Third of a series of blog posts on the release of the 2020 Annual Trends and Outlook Report (ATOR) during the virtual 2020 ReSAKSS Annual Conference Nov. 3–5. The theme of the 2020 ATOR is Sustaining Africa’s Agrifood System Transformation: The Role of Public Policies. This post is based on Chapter 10, “Why Food Safety Matters to Africa: Making the Case for Policy Action,” by Steven Jaffee, Spencer Henson, Delia Grace, Mateo Ambrosio, and Franck Berthe. Read the other posts here and here.

Food safety has never featured prominently on Africa’s development agenda. When it is an issue, typically the focus has been on high-value food items produced for export, while food safety in domestic markets has been largely neglected, both by governments and development partners. This must change. Recent research has shown that the health and economic consequences of foodborne diseases in Africa are significant and growing, as urbanization and income growth prompt dietary changes that increasingly expose consumers to food safety hazards.

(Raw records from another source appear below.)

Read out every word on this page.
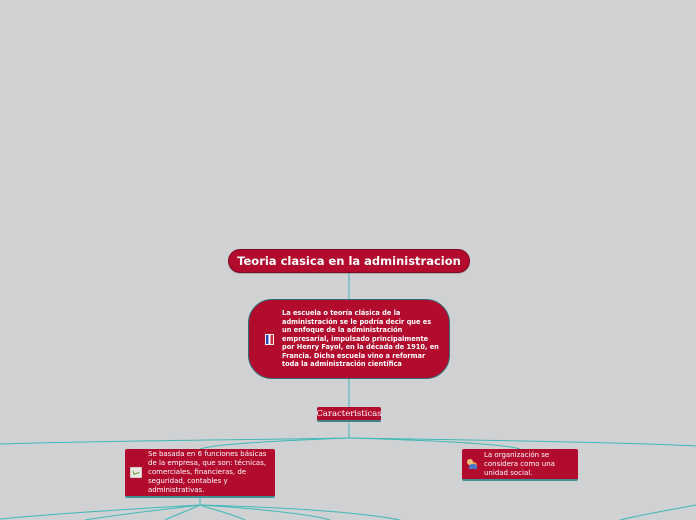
Teoria clasica en la administracion
La escuela o teoría clásica de la administración se le podría decir que es un enfoque de la administración empresarial, impulsado principalmente por Henry Fayol, en la década de 1910, en Francia. Dicha escuela vino a reformar toda la administración científica
Caracteristicas
Se basada en 6 funciones básicas de la empresa, que son: técnicas, comerciales, financieras, de seguridad, contables y administrativas.
La organización se considera como una unidad social.
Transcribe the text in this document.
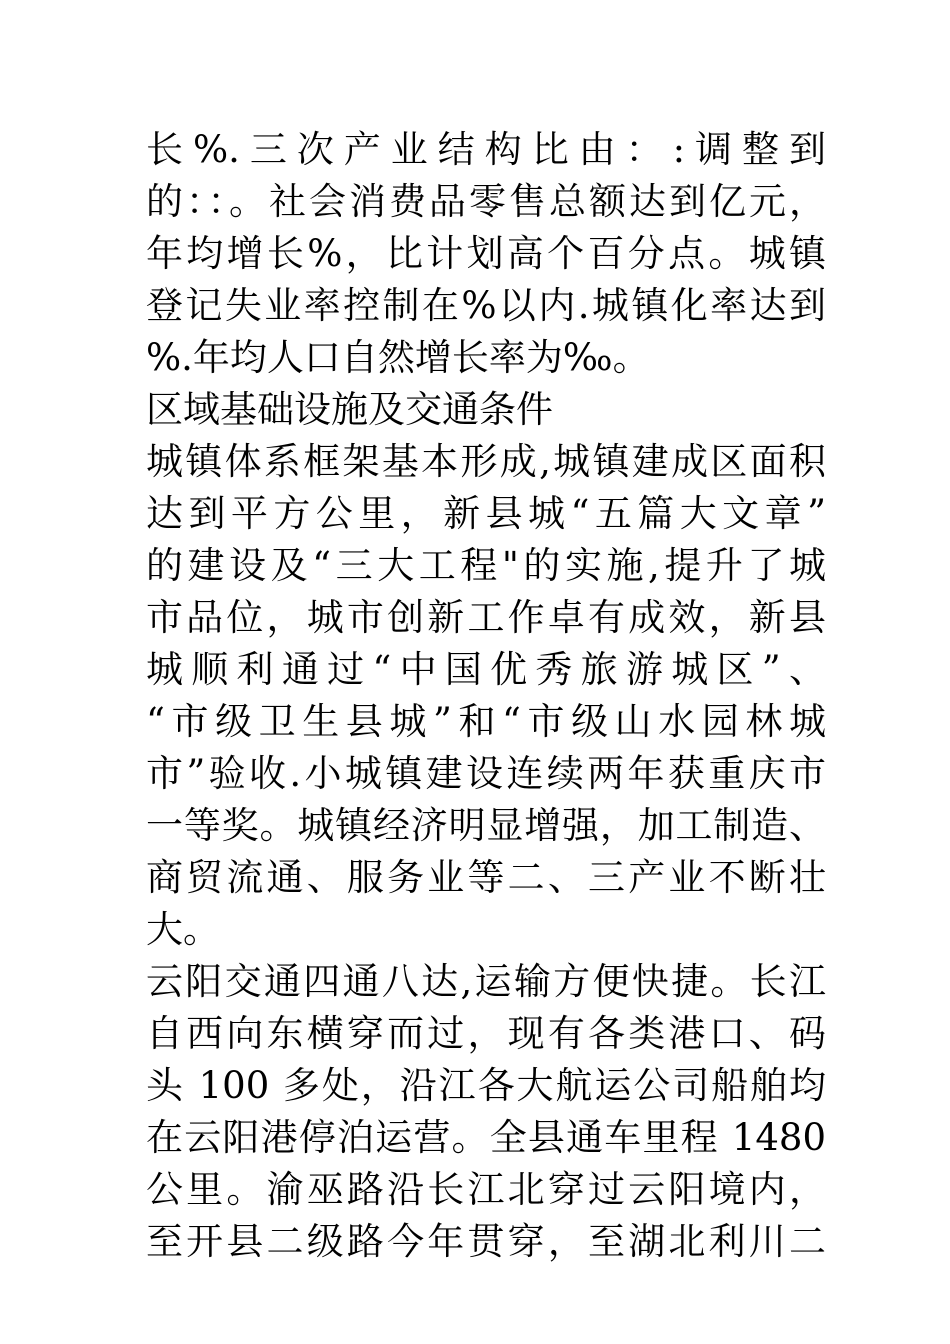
长%.三次产业结构比由：:调整到
的：：。社会消费品零售总额达到亿元，
年均增长%，比计划高个百分点。城镇
登记失业率控制在%以内.城镇化率达到
%.年均人口自然增长率为‰。
区域基础设施及交通条件
城镇体系框架基本形成,城镇建成区面积
达到平方公里，新县城“五篇大文章”
的建设及“三大工程"的实施,提升了城
市品位，城市创新工作卓有成效，新县
城顺利通过“中国优秀旅游城区”、
“市级卫生县城”和“市级山水园林城
市”验收.小城镇建设连续两年获重庆市
一等奖。城镇经济明显增强，加工制造、
商贸流通、服务业等二、三产业不断壮
大。
云阳交通四通八达,运输方便快捷。长江
自西向东横穿而过，现有各类港口、码
头 100 多处，沿江各大航运公司船舶均
在云阳港停泊运营。全县通车里程 1480
公里。渝巫路沿长江北穿过云阳境内，
至开县二级路今年贯穿，至湖北利川二
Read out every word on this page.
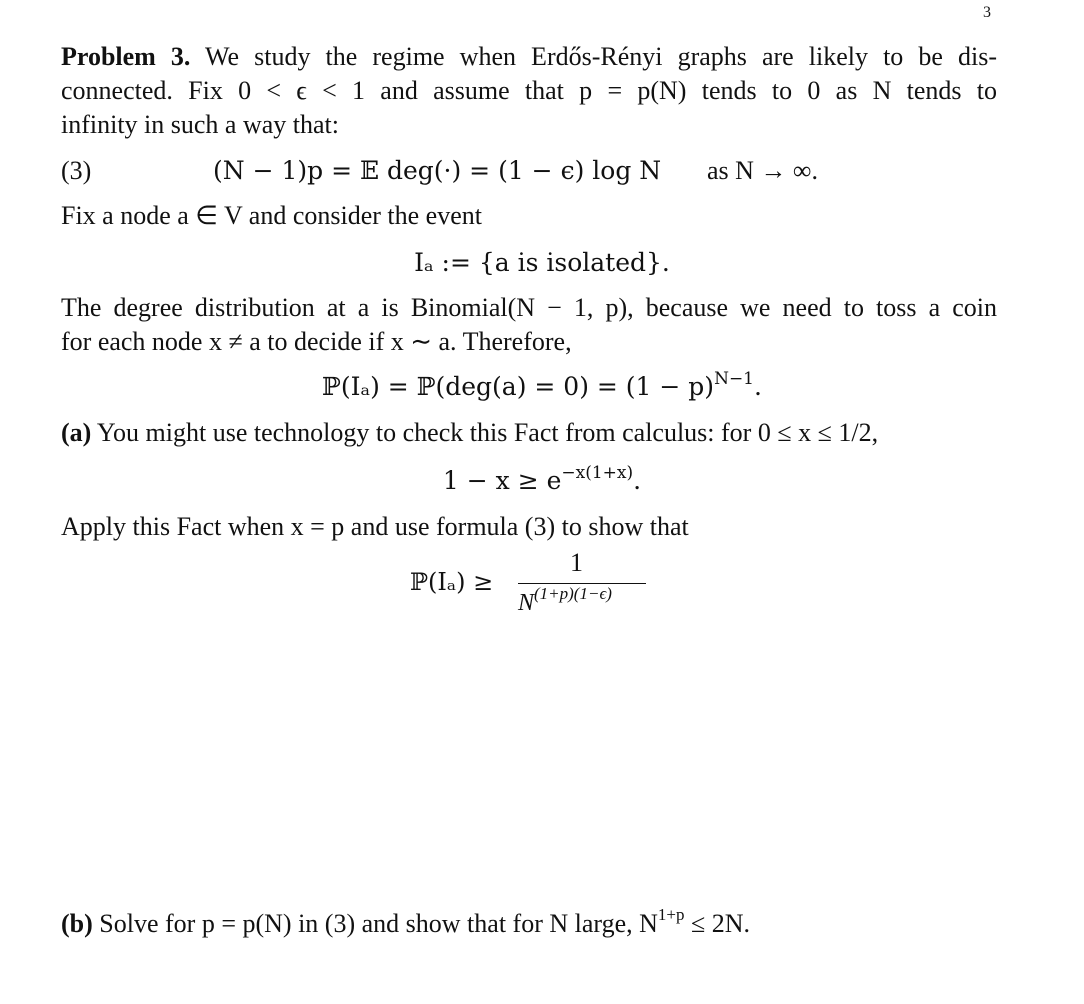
3
Problem 3. We study the regime when Erdős-Rényi graphs are likely to be dis-
connected. Fix 0 < ϵ < 1 and assume that p = p(N) tends to 0 as N tends to
infinity in such a way that:
(3)	(N − 1)p = 𝔼 deg(·) = (1 − ϵ) log N as N → ∞.
Fix a node a ∈ V and consider the event
Iₐ := {a is isolated}.
The degree distribution at a is Binomial(N − 1, p), because we need to toss a coin
for each node x ≠ a to decide if x ∼ a. Therefore,
ℙ(Iₐ) = ℙ(deg(a) = $0) = (1 - p)^{N-1}$.
(a) You might use technology to check this Fact from calculus: for 0 ≤ x ≤ 1/2,
$1 - x \ge e^{-x(1+x)}$.
Apply this Fact when x = p and use formula (3) to show that
ℙ(Iₐ) ≥
1
$N^{(1+p)(1-\epsilon)}$
(b) Solve for p = p(N) in (3) and show that for N large, $N^{1+p} \le 2N$.
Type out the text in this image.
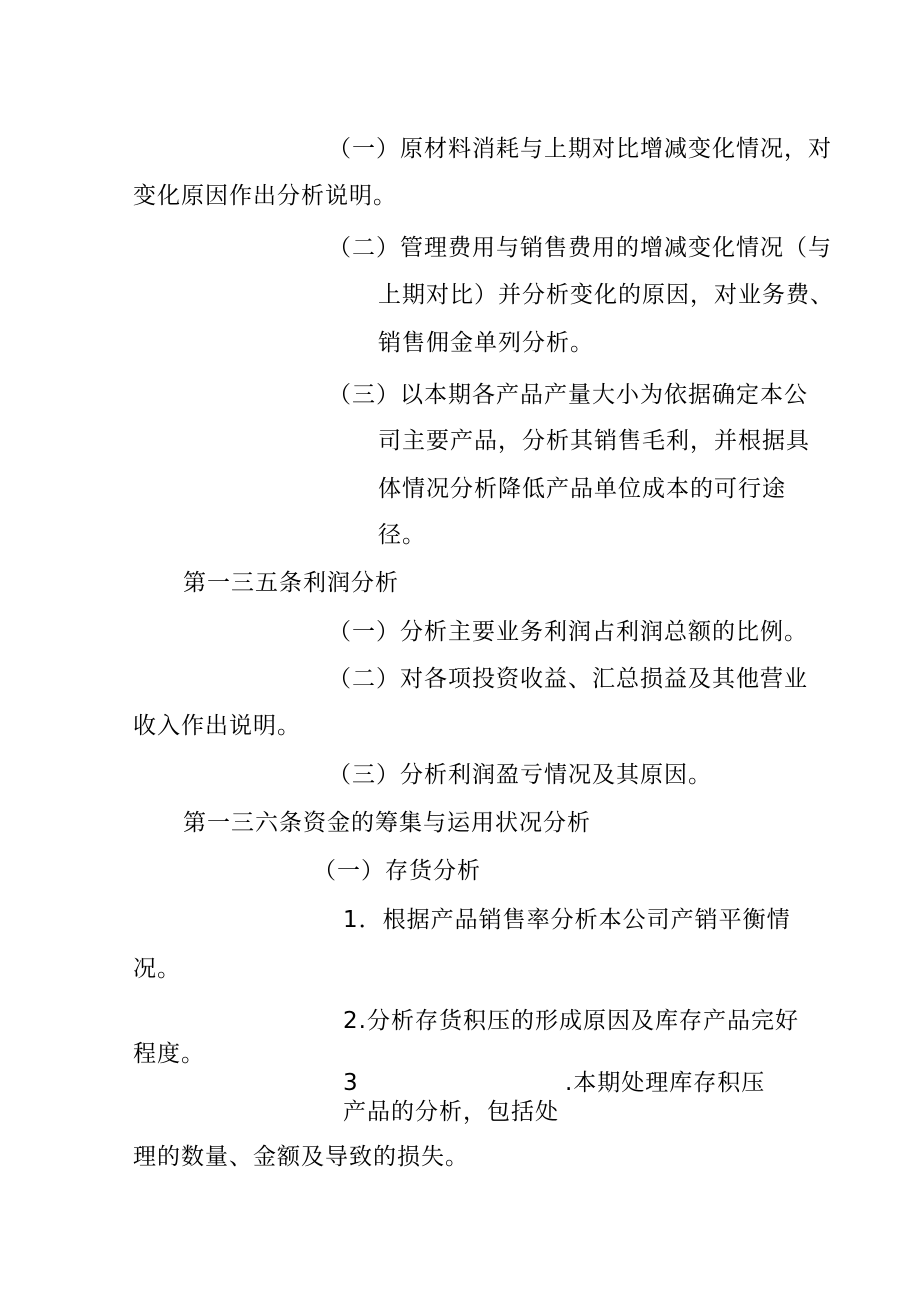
（一）原材料消耗与上期对比增减变化情况，对
变化原因作出分析说明。
（二）管理费用与销售费用的增减变化情况（与
上期对比）并分析变化的原因，对业务费、
销售佣金单列分析。
（三）以本期各产品产量大小为依据确定本公
司主要产品，分析其销售毛利，并根据具
体情况分析降低产品单位成本的可行途
径。
第一三五条利润分析
（一）分析主要业务利润占利润总额的比例。
（二）对各项投资收益、汇总损益及其他营业
收入作出说明。
（三）分析利润盈亏情况及其原因。
第一三六条资金的筹集与运用状况分析
（一）存货分析
1．根据产品销售率分析本公司产销平衡情
况。
2.分析存货积压的形成原因及库存产品完好
程度。
3	.本期处理库存积压
产品的分析，包括处
理的数量、金额及导致的损失。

The coming decade is critical. A “business as usual” approach to food safety, involving a combination of post-outbreak firefighting and fragmented regulatory and ad-hoc interventions, will do little to check the threats posed by unsafe food in many African countries. The good news is that many of these problems can be controlled and their costs reduced. A combination of incremental and systematic measures, well within the capacity of most governments, can flatten the curve of foodborne illness.